At some point, nearly everyone suffers from Imposter Syndrome. This is usually defined as a psychological issue where people feel they do not deserve the achievements they have made, and that, at some point, people are going to find out that they are not as qualified, experienced or capable as their position might indicate. It’s something that people have begun talking about in recent years, spurring the discovery that most of us have experienced it at some point. In fact, studies suggest that around 25%-30% of high achievers can suffer from Imposter Syndrome – and that around 70% of people have felt this way at least once in their lifetime. In the 1970s, Pauline Rose Clance and Suzanne Imes of Georgia University wrote a paper titled: “The Imposter Phenomenon in High Achieving Women: Dynamics and Therapeutic Intervention”.
At the time, they suggested that early family dynamics followed by societal expectations caused high-achieving women to experience this feeling despite their academic or professional excellence. More than 40 years later, the syndrome still appears to be more prevalent with women, although men also report having the same issue. Women in high pressure working environments can certainly feel like imposters – even if they are as equally qualified and experienced as those around them. Imposter Syndrome is closely related, psychologically, to perfectionism, and if there is an overriding culture of long hours, high achievement and high pressure, organisations could be fueling Imposter Syndrome, resulting in people leaving the organisation or becoming less productive. In the actuarial field, this can be compounded by unconscious gender stereotypes – largely because the work is maths-based.

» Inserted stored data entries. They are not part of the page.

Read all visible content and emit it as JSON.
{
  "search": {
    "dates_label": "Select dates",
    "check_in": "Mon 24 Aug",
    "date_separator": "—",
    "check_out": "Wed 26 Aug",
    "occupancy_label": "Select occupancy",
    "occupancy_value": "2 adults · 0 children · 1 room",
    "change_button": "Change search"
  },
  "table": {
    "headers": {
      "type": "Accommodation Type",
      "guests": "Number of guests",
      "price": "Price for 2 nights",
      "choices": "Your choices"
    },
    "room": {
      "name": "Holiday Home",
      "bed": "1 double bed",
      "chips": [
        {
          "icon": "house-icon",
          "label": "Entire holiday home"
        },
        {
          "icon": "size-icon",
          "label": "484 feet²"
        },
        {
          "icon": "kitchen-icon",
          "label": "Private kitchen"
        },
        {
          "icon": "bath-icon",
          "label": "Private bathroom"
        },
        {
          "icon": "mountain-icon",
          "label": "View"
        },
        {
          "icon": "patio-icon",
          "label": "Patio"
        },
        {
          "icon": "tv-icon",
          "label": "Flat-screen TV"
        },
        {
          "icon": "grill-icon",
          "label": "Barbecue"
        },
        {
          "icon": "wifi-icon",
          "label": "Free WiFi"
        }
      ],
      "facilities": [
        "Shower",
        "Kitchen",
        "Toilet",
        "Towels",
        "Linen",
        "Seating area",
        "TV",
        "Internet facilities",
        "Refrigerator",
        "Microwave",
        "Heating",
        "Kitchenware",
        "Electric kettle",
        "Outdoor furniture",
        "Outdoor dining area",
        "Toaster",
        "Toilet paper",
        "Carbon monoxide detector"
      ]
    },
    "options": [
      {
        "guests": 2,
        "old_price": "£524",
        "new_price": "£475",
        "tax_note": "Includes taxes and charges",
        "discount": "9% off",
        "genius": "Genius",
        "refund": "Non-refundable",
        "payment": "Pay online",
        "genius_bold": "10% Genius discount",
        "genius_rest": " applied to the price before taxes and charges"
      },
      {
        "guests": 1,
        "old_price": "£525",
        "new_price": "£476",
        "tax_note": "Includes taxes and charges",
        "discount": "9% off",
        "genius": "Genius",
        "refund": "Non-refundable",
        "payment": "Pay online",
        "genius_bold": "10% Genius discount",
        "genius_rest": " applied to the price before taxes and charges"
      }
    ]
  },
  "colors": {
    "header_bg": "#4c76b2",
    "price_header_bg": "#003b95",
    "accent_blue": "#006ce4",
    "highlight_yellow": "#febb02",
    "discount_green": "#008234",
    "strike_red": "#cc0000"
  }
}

Studies have shown that boys are often praised for being ‘talented’ at maths, whilst girls are praised for ‘working hard’. In adulthood, this translates to women who think they will only be good enough if they work hard – something that can trigger the Imposter Syndrome. So whilst there is much work to do within the profession in terms of understanding and managing the stresses and expectations of our actuarial team, the profession should also be looking to its future, supporting young women in STEM fields, mentoring and supporting programmes that encourage confidence in ability and be open about the possibilities and impact of Imposter Syndrome. Showing both women and men that it is fine to talk about these issues will help to overcome them, resulting in a happier, more productive and more collaborative workplace.